Утром, проснувшись от ослепительного солнечного света, Агата вспомнила вчерашние слова Аи о том, что мы должны каждый день встречать, как «первый день нашей оставшейся жизни», и посмотрела в окно; солнце сияло, море переливалось всеми оттенками синего, и этот солнечный день звал ее.

Выйдя на палубу, Агата увидела в своем шезлонге красивый блокнот, явно оставленный здесь Варей специально для нее. Агата открыла блокнот – страницы зашелестели, приглашая к размышлениям. В конце концов, чистая белая страница это – целый мир неоткрытых доселе возможностей, тем более, если речь идет о «дневнике радости».

Неуверенной, чуть дрожащей рукой Агата стала писать.

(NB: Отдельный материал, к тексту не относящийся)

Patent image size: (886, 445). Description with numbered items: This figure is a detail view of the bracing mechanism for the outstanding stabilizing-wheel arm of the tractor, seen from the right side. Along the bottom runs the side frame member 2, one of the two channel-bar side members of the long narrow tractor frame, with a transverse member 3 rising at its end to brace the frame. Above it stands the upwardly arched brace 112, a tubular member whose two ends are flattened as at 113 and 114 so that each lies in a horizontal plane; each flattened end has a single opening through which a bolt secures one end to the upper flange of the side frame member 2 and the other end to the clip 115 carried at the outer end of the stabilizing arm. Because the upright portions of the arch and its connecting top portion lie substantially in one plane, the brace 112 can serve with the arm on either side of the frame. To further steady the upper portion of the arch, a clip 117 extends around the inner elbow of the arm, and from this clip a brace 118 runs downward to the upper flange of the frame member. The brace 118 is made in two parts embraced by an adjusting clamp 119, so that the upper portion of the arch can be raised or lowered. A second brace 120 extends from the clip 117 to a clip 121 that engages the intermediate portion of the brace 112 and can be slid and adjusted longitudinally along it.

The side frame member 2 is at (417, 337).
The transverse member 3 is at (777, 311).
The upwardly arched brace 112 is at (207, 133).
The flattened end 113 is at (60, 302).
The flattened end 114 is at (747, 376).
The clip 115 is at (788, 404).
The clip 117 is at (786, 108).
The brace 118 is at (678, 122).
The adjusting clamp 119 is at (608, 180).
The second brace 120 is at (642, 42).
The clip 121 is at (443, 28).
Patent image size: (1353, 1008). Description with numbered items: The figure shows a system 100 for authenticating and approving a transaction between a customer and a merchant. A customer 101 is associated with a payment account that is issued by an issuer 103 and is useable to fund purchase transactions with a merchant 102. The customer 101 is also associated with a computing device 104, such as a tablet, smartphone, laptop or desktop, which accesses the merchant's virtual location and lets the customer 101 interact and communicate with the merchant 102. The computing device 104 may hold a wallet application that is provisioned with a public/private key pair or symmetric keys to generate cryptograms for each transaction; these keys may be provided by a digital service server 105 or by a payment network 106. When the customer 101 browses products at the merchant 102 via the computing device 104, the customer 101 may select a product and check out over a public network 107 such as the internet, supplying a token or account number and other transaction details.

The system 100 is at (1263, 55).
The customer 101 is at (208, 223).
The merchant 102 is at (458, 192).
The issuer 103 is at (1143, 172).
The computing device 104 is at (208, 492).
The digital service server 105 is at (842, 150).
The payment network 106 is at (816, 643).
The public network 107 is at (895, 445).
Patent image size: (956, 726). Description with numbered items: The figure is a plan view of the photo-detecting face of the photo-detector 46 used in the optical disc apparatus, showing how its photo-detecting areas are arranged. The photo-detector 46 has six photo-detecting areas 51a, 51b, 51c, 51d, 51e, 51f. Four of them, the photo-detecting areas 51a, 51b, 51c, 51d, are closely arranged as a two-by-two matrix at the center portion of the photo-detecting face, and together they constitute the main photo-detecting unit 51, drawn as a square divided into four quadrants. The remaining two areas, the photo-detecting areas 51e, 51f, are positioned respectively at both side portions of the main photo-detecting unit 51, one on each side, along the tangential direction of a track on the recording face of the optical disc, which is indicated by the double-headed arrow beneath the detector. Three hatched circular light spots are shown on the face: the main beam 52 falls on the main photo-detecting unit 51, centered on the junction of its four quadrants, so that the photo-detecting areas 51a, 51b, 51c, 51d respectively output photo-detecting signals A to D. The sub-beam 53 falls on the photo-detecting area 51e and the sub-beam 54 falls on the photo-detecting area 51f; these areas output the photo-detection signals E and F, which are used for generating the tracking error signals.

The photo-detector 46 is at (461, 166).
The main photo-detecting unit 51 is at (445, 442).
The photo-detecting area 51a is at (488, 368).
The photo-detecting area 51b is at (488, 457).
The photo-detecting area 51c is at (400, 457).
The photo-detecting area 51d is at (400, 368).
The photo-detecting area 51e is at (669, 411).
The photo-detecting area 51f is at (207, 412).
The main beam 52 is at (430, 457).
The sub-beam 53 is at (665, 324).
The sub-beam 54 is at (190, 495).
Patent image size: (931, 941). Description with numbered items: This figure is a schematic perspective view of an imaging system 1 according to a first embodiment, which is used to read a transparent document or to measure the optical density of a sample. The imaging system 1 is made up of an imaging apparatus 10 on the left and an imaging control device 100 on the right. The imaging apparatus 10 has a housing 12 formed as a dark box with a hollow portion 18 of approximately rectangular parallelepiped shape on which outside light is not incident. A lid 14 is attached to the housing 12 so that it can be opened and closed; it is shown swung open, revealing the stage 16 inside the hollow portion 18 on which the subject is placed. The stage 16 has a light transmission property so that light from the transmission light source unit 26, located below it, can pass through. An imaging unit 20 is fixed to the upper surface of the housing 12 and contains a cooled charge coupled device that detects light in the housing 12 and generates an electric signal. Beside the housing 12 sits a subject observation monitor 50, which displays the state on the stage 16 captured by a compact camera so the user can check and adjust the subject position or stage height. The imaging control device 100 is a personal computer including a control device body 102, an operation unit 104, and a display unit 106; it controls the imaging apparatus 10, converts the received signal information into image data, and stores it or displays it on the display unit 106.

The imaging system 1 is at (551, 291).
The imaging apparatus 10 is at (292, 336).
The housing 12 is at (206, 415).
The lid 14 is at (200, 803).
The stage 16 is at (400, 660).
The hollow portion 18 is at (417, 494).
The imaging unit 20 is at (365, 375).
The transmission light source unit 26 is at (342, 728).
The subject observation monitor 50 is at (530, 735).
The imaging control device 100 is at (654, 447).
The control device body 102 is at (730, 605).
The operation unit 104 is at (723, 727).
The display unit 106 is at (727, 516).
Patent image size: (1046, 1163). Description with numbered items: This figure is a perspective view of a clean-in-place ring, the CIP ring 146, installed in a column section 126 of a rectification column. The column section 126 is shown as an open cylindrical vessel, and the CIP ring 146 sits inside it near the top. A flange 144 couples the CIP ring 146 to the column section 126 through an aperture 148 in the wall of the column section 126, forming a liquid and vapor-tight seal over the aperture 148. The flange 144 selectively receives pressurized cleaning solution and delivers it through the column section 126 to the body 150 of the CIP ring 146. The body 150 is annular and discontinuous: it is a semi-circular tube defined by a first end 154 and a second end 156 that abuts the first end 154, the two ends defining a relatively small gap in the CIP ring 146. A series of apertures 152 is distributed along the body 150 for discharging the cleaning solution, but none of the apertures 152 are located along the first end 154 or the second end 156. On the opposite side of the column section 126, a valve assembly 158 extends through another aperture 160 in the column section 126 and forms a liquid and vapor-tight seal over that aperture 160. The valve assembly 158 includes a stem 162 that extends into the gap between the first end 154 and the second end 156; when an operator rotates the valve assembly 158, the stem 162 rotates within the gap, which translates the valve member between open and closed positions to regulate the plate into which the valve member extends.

Из дневника Агаты Смолиной

«Странно, но именно на радости у меня никогда не было времени. Мне казалось, что счастье и тихие человеческие радости ждут меня впереди, они случатся когда-нибудь… потом, а пока есть более важные вещи: карьера, деньги, отношения с мужчинами. Я получала образование, пыталась устроить личную жизнь и проходила через жернова развода, меняла работы и квартиры, растила сына и пыталась «соответствовать» – быть как все и ещё успешнее. Моя жизнь представлялась мне целеустремлённой и правильной, я казалась себе – какое дурацкое слово – «эффективной». Ну а сейчас… сейчас понятно, что весь длинный список моих жизненных занятий можно свести к нескольким словам – я спускала свою жизнь в трубу, распылялась на ничего не значащую суету. Как оказалось, ничто, из того, на что я тратила время, не имело значения. Ничто, кроме сына.